Les habitants d'Anin qui passent le contrôle de l'administration “civile” et du service de sécurité du Shin Bet peuvent entrer dans leurs terres par la porte de Barta'a, située à 25 kilomètres au sud. Bien que cette porte soit ouverte tous les jours, il faut compter environ une heure et demie de trajet depuis Anin, car l'itinéraire est en partie constitué de chemins de terre que seul un tracteur ou un véhicule tout-terrain peut emprunter.

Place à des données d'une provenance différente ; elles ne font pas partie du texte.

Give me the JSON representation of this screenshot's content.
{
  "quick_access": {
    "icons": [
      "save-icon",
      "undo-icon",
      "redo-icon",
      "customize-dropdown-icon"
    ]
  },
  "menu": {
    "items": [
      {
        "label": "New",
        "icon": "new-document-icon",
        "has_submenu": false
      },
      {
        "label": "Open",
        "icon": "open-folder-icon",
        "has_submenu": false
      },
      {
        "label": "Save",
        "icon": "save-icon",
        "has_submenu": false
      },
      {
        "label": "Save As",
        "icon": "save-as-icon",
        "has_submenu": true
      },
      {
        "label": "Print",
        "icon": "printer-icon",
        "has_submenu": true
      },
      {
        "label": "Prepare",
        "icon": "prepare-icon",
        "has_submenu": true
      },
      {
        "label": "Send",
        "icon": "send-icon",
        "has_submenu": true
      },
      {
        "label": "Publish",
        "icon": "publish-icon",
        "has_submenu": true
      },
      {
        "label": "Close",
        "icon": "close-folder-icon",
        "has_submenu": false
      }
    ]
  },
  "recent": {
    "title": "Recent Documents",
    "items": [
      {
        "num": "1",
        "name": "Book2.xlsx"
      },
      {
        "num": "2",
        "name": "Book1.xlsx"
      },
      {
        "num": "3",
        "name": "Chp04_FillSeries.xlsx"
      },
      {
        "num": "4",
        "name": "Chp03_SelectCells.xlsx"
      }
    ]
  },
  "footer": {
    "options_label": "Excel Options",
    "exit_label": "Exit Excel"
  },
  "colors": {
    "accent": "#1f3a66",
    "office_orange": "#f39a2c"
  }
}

 Ce poste de contrôle éloigné est utilisé par des centaines de Palestiniens d'autres villages qui vivent dans l'enclave de Barta'a ou qui ont des permis pour la traverser.

 

Pour commencer, traverser avec un tracteur nécessite un permis qui soumet les demandeurs à une course d'obstacles bureaucratiques. Les agriculteurs qui transportent des outils de travail à travers la porte de Barta'a doivent subir un long contrôle de sécurité. Ensuite, après environ deux heures de route, ils doivent faire demi-tour vers le nord pour se rendre sur leurs terres, qui sont à portée de vue et de marche de leurs maisons.

 

Les frais de déplacement élevés découragent également les candidats : 80 shekels [20€] par jour avec votre propre véhicule, ou 60 shekels [15€] par jour avec les transports publics, qui ne sont pas disponibles à toute heure de la journée.

 

Toutes ces explications, détaillées dans la requête de Meir de HaMoked, n'ont pas réussi à convaincre les juges. Mme Ronnen s'est rangée du côté de l'armée et de l'administration “civile” sur tous les points, déclarant que « les seules cultures actuellement présentes sur les terres sont des oliveraies qui ne nécessitent qu'une culture saisonnière pendant les saisons de labourage et de cueillette ». Elle a ajouté que « les requérants ne contestent pas cette affirmation ».

 

Des Palestiniens attendent à la porte d'Anin. Photo : Nidal Eshtaya

 

Mais les pétitionnaires ont contesté cette affirmation. Une réponse de Meir à la réponse du bureau du procureur de l'État à la pétition indique qu'avant la construction du mur de séparation, les villageois cultivaient des céréales telles que le blé et l'orge, et des légumes tels que les tomates, les oignons, le sésame et les concombres. La construction même du mur et la limitation du nombre de jours pour la franchir ont contraint les agriculteurs à renoncer aux cultures qui nécessitent une irrigation quotidienne, des soins et une surveillance, a déclaré Meir.

 

La ligne dure de la Cour

Lors d'une visite à la porte en mai, initiée par l'armée et le bureau du procureur de l'État après le dépôt de la pétition, les agriculteurs ont expliqué la situation à des officiers supérieurs, comme le documente Meir, qui a participé à la réunion avec d'autres personnes de HaMoked. Meir a joint à sa réponse un avis de Bimkom, un groupe israélien de défense des droits qui milite pour l'égalité dans la planification et qui travaille depuis de nombreuses années avec les communautés palestiniennes de l'enclave de Barta'a.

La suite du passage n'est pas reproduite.